Specifically, Black women and women of color are at an even greater disadvantage. Black women are twice as likely to have strokes, and their chances for survival are even lower than white women. Black women are also more likely to have adverse maternal health outcomes compared to white women. They also face greater challenges when it comes to breast cancer, and are more likely to be misdiagnosed and more likely to die. In her book, The Cancer Journals, Audre Lorde speaks about her unpleasant experiences as a Black female breast cancer patient, her troubling experiences with physicians and caretakers, and her struggle to find strength after undergoing a mastectomy. In recent years, new outlets have published numerous first and second-hand accounts about Black women and women of color experiencing adverse maternal health care and outcomes throughout the US. Pro-Publica and NPR published a story about racial disparities in maternal mortality and the birth experience of Dr. Shalon Irving, a CDC epidemiologist studying how structural inequality influences health.

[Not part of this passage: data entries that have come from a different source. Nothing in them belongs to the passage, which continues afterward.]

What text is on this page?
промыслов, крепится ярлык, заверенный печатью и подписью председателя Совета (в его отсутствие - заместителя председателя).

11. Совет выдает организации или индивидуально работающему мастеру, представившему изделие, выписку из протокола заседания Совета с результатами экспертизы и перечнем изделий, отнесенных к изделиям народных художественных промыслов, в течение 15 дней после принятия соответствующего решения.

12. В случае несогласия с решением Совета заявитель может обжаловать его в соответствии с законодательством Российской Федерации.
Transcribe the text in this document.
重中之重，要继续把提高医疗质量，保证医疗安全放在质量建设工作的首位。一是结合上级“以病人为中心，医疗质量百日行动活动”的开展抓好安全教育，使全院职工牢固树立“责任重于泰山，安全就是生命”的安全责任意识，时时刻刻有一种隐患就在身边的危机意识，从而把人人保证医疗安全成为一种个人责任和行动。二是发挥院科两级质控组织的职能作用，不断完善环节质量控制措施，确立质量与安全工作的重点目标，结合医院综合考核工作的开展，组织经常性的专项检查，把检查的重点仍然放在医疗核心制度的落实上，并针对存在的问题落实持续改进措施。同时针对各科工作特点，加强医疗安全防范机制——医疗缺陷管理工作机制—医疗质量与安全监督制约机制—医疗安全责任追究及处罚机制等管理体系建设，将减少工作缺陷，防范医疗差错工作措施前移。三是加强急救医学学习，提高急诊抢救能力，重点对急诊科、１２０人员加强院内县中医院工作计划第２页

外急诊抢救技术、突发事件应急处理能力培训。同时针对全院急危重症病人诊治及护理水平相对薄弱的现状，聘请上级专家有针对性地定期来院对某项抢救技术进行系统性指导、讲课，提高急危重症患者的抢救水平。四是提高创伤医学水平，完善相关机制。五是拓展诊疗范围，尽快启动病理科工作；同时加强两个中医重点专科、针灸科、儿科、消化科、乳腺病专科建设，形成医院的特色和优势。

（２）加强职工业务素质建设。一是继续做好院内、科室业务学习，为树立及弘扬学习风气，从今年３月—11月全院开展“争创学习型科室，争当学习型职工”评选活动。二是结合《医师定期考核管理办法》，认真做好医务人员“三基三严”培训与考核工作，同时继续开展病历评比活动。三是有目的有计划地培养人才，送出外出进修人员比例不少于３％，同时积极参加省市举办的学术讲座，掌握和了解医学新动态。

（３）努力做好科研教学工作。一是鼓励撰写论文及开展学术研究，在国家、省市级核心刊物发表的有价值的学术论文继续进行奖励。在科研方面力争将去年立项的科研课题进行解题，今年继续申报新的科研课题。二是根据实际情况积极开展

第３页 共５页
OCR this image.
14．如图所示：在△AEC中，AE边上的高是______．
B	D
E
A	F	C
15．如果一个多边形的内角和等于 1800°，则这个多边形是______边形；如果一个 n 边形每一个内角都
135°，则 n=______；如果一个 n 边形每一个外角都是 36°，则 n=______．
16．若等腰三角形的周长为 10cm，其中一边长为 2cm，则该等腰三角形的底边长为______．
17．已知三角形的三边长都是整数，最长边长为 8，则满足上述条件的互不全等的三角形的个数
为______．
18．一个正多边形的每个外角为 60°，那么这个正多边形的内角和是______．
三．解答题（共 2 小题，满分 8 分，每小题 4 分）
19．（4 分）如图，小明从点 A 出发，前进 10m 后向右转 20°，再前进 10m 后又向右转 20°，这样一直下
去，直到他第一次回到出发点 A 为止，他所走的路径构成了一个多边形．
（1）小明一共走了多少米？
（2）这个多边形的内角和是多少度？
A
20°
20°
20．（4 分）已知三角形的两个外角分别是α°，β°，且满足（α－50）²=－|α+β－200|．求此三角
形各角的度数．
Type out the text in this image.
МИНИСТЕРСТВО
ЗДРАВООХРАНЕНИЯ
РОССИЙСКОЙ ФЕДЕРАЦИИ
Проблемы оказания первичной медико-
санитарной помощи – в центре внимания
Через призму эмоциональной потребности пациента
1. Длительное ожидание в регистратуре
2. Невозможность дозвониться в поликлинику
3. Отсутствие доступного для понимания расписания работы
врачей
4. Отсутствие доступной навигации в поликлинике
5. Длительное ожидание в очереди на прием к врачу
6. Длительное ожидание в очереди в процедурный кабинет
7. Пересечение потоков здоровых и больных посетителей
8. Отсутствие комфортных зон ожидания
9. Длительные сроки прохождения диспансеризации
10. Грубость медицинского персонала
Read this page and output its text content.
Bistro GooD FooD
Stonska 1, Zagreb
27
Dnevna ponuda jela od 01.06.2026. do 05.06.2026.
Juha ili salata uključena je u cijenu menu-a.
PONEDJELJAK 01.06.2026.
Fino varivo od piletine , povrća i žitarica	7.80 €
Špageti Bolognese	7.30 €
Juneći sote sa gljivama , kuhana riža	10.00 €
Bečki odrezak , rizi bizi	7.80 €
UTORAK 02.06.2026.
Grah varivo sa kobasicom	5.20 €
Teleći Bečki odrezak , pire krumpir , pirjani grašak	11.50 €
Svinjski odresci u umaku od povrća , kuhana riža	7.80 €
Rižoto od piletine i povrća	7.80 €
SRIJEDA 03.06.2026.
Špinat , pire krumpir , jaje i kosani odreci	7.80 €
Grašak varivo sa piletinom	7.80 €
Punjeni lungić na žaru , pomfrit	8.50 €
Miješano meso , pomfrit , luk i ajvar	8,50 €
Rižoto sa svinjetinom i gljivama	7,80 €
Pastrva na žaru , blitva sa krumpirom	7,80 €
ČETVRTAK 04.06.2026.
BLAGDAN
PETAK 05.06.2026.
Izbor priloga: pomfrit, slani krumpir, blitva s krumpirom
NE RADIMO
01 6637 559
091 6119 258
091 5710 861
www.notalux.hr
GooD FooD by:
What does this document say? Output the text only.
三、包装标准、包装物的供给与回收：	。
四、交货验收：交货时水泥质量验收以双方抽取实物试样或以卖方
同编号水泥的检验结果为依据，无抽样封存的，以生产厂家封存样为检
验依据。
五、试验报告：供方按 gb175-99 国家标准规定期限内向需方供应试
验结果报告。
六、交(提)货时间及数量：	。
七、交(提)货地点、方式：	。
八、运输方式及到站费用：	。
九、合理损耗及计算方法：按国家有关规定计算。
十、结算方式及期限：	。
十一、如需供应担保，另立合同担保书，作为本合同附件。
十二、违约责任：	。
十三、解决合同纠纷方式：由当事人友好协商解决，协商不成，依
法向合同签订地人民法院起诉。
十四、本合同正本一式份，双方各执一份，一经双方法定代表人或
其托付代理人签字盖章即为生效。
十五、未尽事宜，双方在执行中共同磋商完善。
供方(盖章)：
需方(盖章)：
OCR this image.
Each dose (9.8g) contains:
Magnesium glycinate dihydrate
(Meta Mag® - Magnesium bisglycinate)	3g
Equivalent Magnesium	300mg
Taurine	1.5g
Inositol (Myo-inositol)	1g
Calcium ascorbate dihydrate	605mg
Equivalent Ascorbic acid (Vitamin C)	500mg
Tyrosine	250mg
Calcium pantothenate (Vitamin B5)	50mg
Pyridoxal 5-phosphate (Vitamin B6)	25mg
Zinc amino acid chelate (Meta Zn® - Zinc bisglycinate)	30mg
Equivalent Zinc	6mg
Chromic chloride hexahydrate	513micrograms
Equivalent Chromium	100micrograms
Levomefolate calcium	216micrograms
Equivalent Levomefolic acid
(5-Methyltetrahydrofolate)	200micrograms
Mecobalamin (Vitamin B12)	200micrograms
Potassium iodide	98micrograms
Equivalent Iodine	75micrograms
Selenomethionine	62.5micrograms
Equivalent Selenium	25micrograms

Although many women still face gender bias in their experiences with the healthcare system, progress has been made towards a fairer system. The Laura W. Bush Institute for Women's Health at Texas Tech University was founded in 2007, and has supported integration of "sex-specific instruction in medical education." The team at Texas Tech created a curriculum for medical schools to include sex-differences in medical education, and ten schools are using the curriculum.

Avoiding gender bias

In order to avoid gender bias in medical diagnosing, researchers should conduct all studies with both male and female subjects in their samples. Healthcare workers should not assume all men and women are the same, even if they display similar symptoms. In a study done to analyse gender bias, a physician in the research sample stated, '"I am solely a professional, neutral and genderless"'. While a seemingly positive statement, this kind of thought process can ultimately lead to gender biasing because it does not note the differences between men and women that must be taken into account when diagnosing a patient. Other ways to avoid gender bias includes diagnostic checklists which help to increase accuracy, evidenced-based assessments and facilitation of informed choices.